Zero Creative offers an array of tools used to create, manage and deploy 3-D commercials on a 3-D digital signage network. These LCD screens provide a bright and clear 3-D effect without the need for special 3D glasses.
“We started developing this kind of technology already back in 2006, but it took us three years to put all the pieces of the puzzle together in 2009,” said Jean-Pierre van Maasakker, co-founder and chief executive of Zero Creative. An advantage of the system, he said, is an easy way to create new 3-D announcements in a few minutes that can be running on the network instantly.
The technology Zero Creative is presenting is called auto-stereoscopy, which uses lenticular lenses attached to the LCD panel. The lens breaks the original image into eight separate viewing angles on a subpixel level, so the left and right eyes see different images. The lenticular lens is fully transparent and ensures consistent brightness across the display screen.
At IBC the company also showed 2-D-to-3-D conversion (a ubiquitous item shown all around the exhibit show floor from a multitude of companies), stereo to auto-stereo conversion, xyZ 3D Displays (no glasses/auto-stereoscopic), and interactive 3-D visualizations and simulations. The conversion allows users to convert existing 2-D content, including commercials, promotion films and other videos, to 3-D.

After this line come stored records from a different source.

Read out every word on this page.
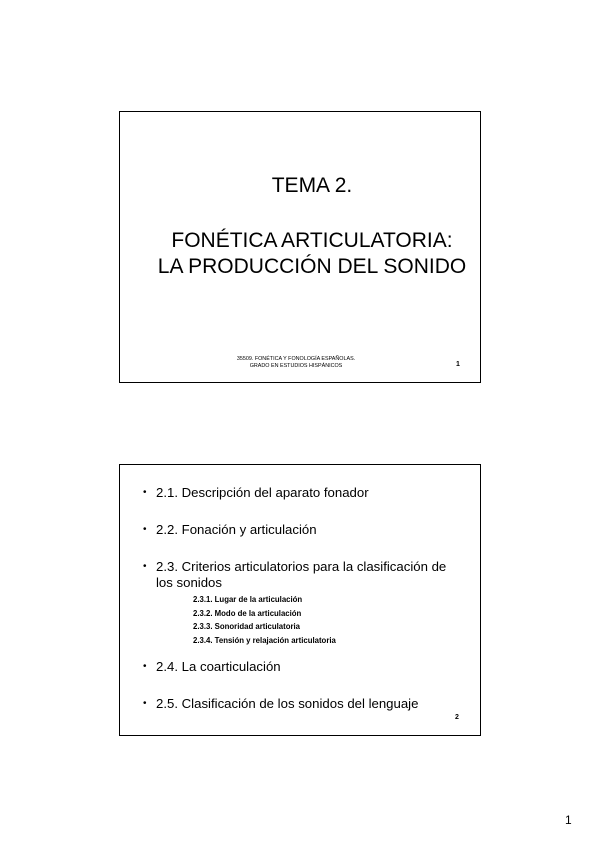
TEMA 2.
FONÉTICA ARTICULATORIA:
LA PRODUCCIÓN DEL SONIDO
35509. FONÉTICA Y FONOLOGÍA ESPAÑOLAS.
GRADO EN ESTUDIOS HISPÁNICOS	1
• 2.1. Descripción del aparato fonador
• 2.2. Fonación y articulación
• 2.3. Criterios articulatorios para la clasificación de los sonidos
• 2.4. La coarticulación
• 2.5. Clasificación de los sonidos del lenguaje
2.3.1. Lugar de la articulación
2.3.2. Modo de la articulación
2.3.3. Sonoridad articulatoria
2.3.4. Tensión y relajación articulatoria
2
1
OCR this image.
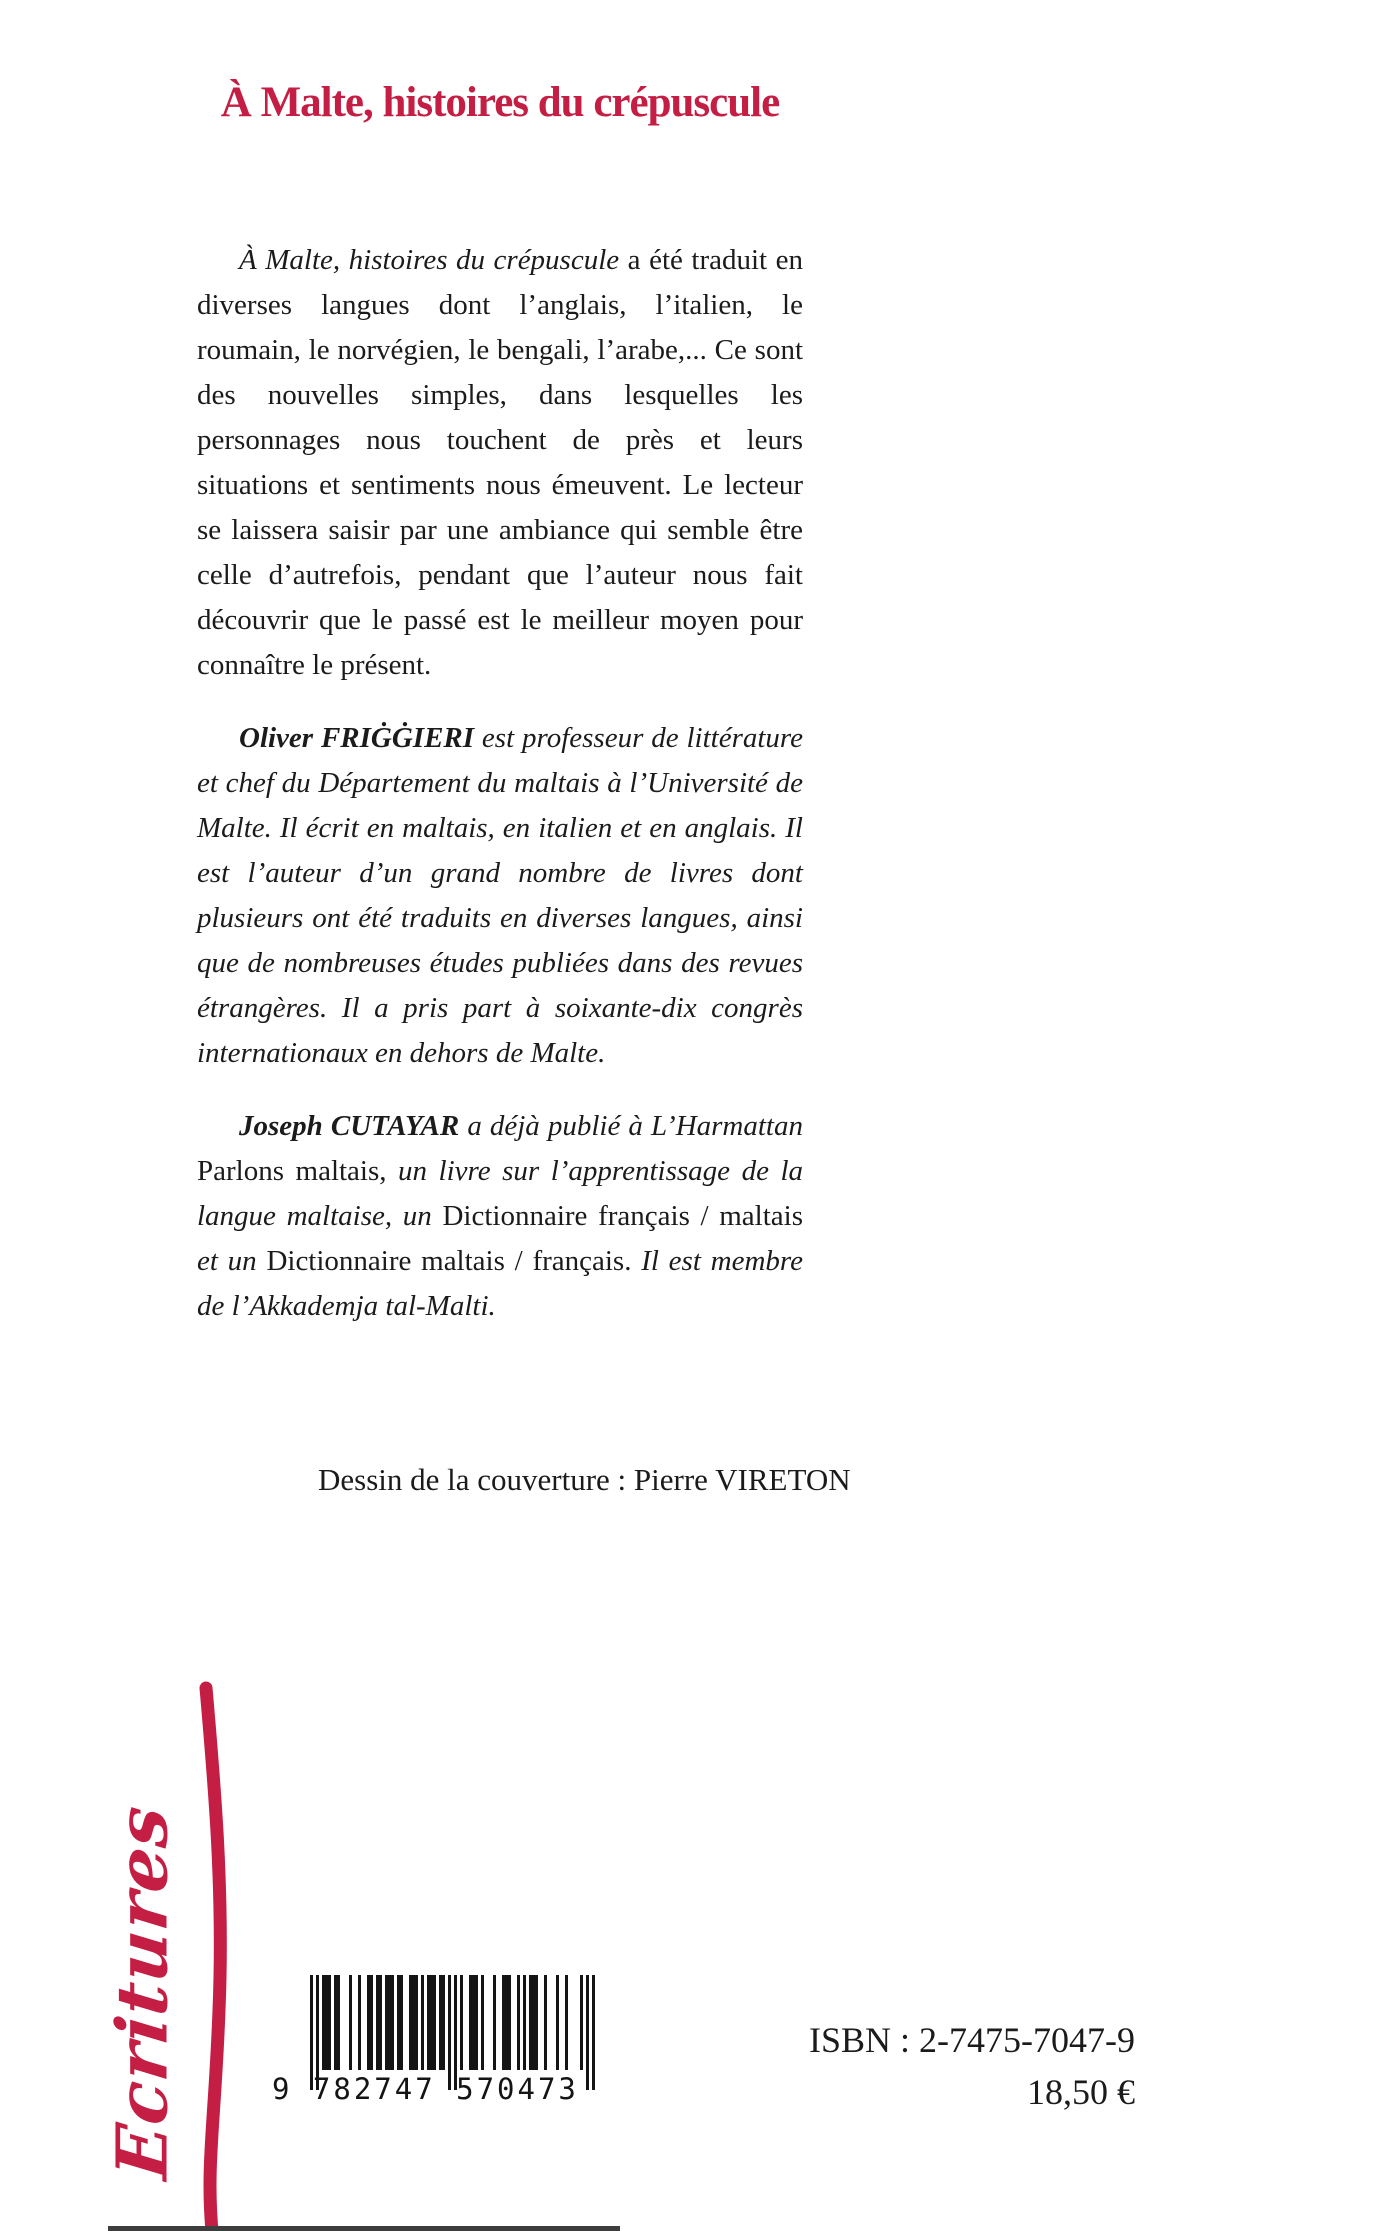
À Malte, histoires du crépuscule

À Malte, histoires du crépuscule a été traduit en diverses langues dont l’anglais, l’italien, le roumain, le norvégien, le bengali, l’arabe,... Ce sont des nouvelles simples, dans lesquelles les personnages nous touchent de près et leurs situations et sentiments nous émeuvent. Le lecteur se laissera saisir par une ambiance qui semble être celle d’autrefois, pendant que l’auteur nous fait découvrir que le passé est le meilleur moyen pour connaître le présent.

Oliver FRIĠĠIERI est professeur de littérature et chef du Département du maltais à l’Université de Malte. Il écrit en maltais, en italien et en anglais. Il est l’auteur d’un grand nombre de livres dont plusieurs ont été traduits en diverses langues, ainsi que de nombreuses études publiées dans des revues étrangères. Il a pris part à soixante-dix congrès internationaux en dehors de Malte.

Joseph CUTAYAR a déjà publié à L’Harmattan Parlons maltais, un livre sur l’apprentissage de la langue maltaise, un Dictionnaire français / maltais et un Dictionnaire maltais / français. Il est membre de l’Akkademja tal-Malti.

Dessin de la couverture : Pierre VIRETON
Ecritures	9 782747 570473
ISBN : 2-7475-7047-9
18,50 €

The xyZ 3D Displays allow 3-D to be viewed without glasses. The company said it is able to stop 50 to 75 percent of random walking traffic with the 3-D technology. The displays are available in four sizes: 24in, 46in, 63in and 71in. These screens can be used for business purposes during special events or as an exclusive interior element.
The displays use an eight-view system, which the company said gives the best multiviewer result. Human eyes will see only two views at once, making it possible to look around objects that are projected in front of the display. Special software and algorithms make sure every subpixel is sent to the display in the appropriate way to produce the correct 3-D effect.
Later this year, Zero Creative said it expects to launch a 2-D/3-D switchable LCD monitor. This display will allow both 2-D and 3-D imaging and will be available in a 24in model. The advantage of this screen is that it can used as a desktop monitor for personal computers.